Species diversity is a measure of community structure that accounts for both the number of different species present (richness) and how evenly individuals are spread across those species (evenness), often quantified using Simpson's Diversity Index.
Species diversity describes how varied a community is in terms of the species living there. It's not just a head count of species. It blends two ideas: species richness (how many different species are present) and species evenness (how balanced the population sizes are). A forest with 10 species split fairly evenly is more diverse than a forest with 10 species where one dominates and the other nine are barely hanging on.
In AP Bio, you measure this with Simpson's Diversity Index: Diversity Index = 1 - Σ(n/N)², where n is the number of organisms of one species and N is the total number of organisms of all species. The result runs from 0 to nearly 1. A value close to 1 means high diversity, and a value close to 0 means one species dominates. This number is the standard way the CED has you describe community structure quantitatively.
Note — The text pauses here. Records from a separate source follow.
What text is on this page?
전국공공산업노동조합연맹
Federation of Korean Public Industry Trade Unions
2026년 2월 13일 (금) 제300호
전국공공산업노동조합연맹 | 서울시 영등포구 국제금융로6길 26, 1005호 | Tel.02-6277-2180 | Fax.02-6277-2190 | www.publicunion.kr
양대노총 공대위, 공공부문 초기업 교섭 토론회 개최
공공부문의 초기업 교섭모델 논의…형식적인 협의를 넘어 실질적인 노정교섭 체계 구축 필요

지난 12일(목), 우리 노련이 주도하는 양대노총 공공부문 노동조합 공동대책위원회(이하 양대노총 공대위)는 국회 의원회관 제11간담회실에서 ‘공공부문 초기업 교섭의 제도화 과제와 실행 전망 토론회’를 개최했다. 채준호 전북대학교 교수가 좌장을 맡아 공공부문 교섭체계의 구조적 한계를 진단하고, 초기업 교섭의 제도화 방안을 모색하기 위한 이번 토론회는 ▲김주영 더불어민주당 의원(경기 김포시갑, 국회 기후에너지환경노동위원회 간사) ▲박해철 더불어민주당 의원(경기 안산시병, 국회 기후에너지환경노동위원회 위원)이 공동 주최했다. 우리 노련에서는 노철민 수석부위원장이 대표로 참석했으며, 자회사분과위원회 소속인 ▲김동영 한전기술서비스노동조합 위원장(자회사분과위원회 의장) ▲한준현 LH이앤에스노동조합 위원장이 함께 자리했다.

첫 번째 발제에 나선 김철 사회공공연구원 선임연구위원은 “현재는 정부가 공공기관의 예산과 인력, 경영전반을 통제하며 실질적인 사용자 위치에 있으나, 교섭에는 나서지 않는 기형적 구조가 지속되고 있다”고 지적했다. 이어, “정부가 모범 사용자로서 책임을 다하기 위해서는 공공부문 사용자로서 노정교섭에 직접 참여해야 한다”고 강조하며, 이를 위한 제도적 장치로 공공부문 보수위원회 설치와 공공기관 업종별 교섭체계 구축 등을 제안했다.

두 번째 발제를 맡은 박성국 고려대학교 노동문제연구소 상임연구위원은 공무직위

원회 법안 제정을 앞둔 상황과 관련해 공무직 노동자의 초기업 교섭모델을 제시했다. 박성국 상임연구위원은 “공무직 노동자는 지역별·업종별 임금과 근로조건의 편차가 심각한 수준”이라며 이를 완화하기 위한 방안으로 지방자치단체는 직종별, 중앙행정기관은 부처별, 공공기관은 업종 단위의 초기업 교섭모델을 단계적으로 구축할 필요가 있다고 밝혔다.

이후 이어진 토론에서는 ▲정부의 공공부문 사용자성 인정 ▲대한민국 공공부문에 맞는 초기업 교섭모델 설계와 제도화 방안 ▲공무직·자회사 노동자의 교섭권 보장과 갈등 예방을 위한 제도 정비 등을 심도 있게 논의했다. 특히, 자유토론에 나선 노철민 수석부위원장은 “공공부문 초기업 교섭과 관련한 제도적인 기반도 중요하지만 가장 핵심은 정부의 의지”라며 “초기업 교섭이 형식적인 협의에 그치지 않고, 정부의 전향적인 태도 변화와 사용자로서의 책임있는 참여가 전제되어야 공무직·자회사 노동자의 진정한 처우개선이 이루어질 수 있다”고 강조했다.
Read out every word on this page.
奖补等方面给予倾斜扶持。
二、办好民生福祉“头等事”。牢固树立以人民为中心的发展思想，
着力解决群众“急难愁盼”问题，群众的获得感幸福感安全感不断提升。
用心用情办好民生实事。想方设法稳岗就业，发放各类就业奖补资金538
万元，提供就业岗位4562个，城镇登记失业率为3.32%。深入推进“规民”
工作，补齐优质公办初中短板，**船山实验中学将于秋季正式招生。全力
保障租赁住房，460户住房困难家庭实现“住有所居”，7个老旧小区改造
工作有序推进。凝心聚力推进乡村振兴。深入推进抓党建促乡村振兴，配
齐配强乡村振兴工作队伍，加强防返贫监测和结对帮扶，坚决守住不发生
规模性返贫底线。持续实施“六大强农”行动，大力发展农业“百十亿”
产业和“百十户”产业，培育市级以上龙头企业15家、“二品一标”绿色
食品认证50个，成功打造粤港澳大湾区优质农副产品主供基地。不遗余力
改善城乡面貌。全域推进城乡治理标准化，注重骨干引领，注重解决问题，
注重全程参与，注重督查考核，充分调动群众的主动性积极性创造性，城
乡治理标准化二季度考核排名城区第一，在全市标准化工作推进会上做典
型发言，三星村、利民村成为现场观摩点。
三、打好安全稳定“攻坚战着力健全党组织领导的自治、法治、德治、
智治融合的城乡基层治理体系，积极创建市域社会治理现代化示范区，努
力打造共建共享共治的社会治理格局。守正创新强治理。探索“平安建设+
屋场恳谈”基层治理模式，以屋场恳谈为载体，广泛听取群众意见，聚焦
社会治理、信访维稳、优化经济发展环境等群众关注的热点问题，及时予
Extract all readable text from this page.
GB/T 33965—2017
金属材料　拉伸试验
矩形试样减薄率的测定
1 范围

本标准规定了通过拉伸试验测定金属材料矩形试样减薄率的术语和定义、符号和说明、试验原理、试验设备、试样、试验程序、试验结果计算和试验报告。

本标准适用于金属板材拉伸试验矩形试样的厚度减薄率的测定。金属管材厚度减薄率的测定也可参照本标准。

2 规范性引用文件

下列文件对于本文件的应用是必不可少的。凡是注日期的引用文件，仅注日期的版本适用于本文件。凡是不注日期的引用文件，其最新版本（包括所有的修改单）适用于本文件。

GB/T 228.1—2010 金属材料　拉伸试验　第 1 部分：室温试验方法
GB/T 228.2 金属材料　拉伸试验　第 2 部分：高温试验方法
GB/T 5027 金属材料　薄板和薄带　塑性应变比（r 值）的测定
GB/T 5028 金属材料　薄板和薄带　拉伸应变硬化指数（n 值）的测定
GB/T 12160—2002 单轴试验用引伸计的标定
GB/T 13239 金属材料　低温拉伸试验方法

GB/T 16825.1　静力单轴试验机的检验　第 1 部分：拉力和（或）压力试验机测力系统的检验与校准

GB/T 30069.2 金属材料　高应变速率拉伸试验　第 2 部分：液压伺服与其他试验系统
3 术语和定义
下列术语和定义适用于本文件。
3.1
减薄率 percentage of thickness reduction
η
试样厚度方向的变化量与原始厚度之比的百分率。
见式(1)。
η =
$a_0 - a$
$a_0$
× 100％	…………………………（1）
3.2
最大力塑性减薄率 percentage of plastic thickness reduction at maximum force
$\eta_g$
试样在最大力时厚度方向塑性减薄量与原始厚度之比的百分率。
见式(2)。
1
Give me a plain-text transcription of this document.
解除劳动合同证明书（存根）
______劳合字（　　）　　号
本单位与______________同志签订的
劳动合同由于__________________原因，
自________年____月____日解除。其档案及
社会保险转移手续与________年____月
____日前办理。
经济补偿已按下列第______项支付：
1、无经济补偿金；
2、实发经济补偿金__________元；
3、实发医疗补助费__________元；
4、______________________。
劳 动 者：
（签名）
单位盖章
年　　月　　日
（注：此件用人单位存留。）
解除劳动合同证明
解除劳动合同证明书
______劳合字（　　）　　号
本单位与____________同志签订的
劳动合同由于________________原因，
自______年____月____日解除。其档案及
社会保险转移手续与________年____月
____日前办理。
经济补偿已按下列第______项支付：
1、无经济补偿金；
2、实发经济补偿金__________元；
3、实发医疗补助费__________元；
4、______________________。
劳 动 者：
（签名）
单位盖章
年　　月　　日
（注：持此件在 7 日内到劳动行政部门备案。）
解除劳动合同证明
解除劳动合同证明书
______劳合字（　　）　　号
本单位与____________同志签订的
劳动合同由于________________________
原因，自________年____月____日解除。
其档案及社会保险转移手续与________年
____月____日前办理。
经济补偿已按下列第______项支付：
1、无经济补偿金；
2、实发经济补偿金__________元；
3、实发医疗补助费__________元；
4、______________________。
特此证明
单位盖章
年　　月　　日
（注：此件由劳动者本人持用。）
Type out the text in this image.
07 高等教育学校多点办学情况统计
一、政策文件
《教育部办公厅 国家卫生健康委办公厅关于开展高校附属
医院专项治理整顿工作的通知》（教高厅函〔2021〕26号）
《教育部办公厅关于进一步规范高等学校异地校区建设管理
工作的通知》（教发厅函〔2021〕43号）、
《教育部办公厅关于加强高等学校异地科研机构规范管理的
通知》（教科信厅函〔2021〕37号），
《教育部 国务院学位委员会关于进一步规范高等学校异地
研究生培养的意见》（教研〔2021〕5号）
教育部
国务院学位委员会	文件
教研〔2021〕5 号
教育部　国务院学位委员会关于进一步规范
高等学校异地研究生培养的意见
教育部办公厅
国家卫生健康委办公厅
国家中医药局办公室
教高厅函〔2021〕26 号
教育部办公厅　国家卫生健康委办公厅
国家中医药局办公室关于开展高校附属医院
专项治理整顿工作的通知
Species diversity lives in Unit 8: Ecology, specifically topics 8.5 (Community Ecology) and 8.6 (Biodiversity). It anchors learning objective AP Bio 8.5.A, which asks you to describe community structure through species composition and diversity, and it's the tool you use to do that. It also feeds directly into AP Bio 8.6.A, the link between diversity and resilience. Ecosystems with low diversity tend to be fragile, so when a disturbance hits, they're more likely to collapse. High diversity acts like a buffer. This term ties the math of Simpson's Index to the bigger Enduring Understanding that interactions among populations and the variety within a system determine how stable that system stays over time.
Keep studying AP Biology Unit 8
Biodiversity (Unit 8)
Species diversity is one of the three levels of biodiversity. Genetic diversity is variety within a species, ecosystem diversity is variety of habitats across a region, and species diversity sits in the middle as variety of species within a community.
Keystone Species (Unit 8)
A keystone species has an effect way bigger than its abundance would suggest. Remove it and species diversity can crash, because it was holding the community structure together (per EK 8.6.B.1).
Niche Partitioning (Unit 8)
When species split up resources instead of competing head-on, more species can coexist in the same area. Niche partitioning is one mechanism that lets diversity stay high rather than one competitor wiping out the rest.
Predation and Predator-Prey Relationships (Unit 8)
Predators can actually raise diversity by keeping a dominant prey species in check, which frees up resources for weaker competitors. This is why removing a top predator often triggers a trophic cascade and lowers diversity.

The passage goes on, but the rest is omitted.